Recommended Reading: March 2021
As a part of our continued commitment to providing the best resources for leaders to better themselves and thrive, for our March Reading List, we recommend these two books: Scaling Up: How a Few Companies Make It...and Why the Rest Don't (Rockefeller Habits 2.0) by Verne Harnish and 3HAG WAY: The Strategic Execution System that ensures your strategy is not a Wild-Ass-Guess! by Shannon Byrne Susko.
Our theme this month: getting back to the basics.
We know 2020 and the beginning of 2021 has been challenging. We firmly believe that the tools and wisdom found in these books will help us to not only get through the last months of the pandemic, but to also take advantage of the ample opportunities in front of us so we can effectively scale our companies again.

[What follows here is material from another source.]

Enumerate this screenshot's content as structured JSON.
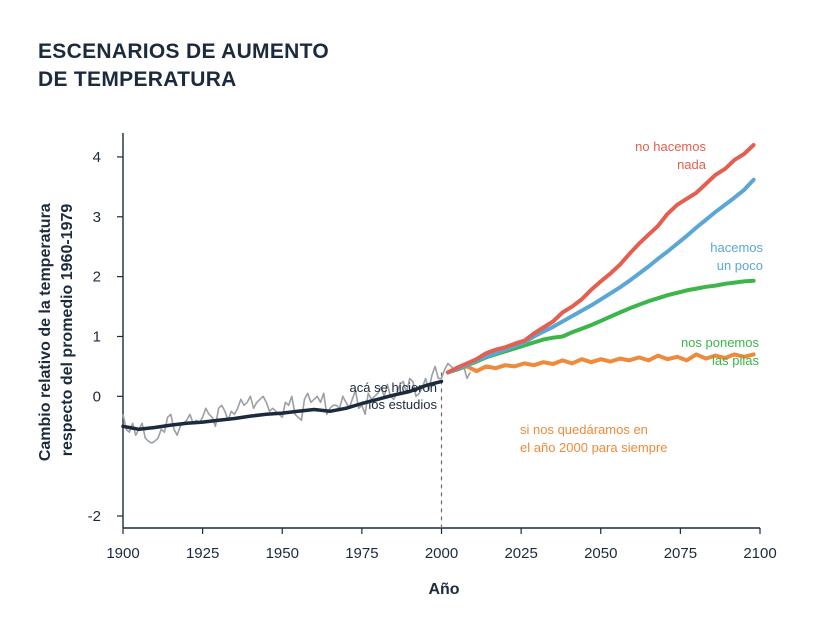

Scaling Up: How a Few Companies Make It...and Why the Rest Don't (Rockefeller Habits 2.0) - Verne Harnish
This book was the winner of the International Book Awards for General Business and the winner of the Readers' Favorite International Book Award for Non-Fiction Business
It’s been over a decade since Verne Harnish’s best-selling book Mastering the Rockefeller Habits was first released. Scaling Up (Rockefeller Habits 2.0) is the first major revision of this business classic which details practical tools and techniques for building an industry-dominating business. This book is written so everyone ― from frontline employees to senior executives ― can get aligned in contributing to the growth of a firm. Scaling Up focuses on the four major decision areas every company must get right: People, Strategy, Execution, and Cash. The book includes a series of new one-page tools including the updated One-Page Strategic Plan and the Rockefeller Habits ChecklistTM, which more than 40,000 firms around the globe have used to scale their companies successfully ― many to $10 million, $100 million, and $1 billion and beyond – while enjoying the climb!
3HAG WAY: The Strategic Execution System that ensures your strategy is not a Wild-Ass-Guess! - Shannon Byrne Susko
Every company needs a 3HAG—a 3 Year Highly Achievable Goal! The 3HAG WAY is a prescriptive framework that takes the guessing out of your strategy and ensures that you and your whole team are confident in where you are going. It breaks your strategy down into a clear and simple picture—so clear and simple that the whole team will be able to see where the company is going and where it will end up in three years’ time. This strategic clarity will align, engage, and empower your team to make confident decisions in order to achieve your 3HAG.
You’ll find step-by-step instructions to gut out your first 3HAG while building the confidence required to execute with speed toward your goals. The core purpose of this book is to have a significant impact on CEOs, leaders, and their companies and enable them to confidently realize their goals more quickly than they thought possible. And by achieving these goals they will positively impact their families and their communities.
Whether you run a team of four, forty or 40,000, the tools and framework in this book will help you articulate your company’s strategy in simple terms and create a Strategic Execution System that works. We’re going to take each step of the strategy and break it down for you so that you know exactly how to take these steps and why they’re critical to achieving your goal.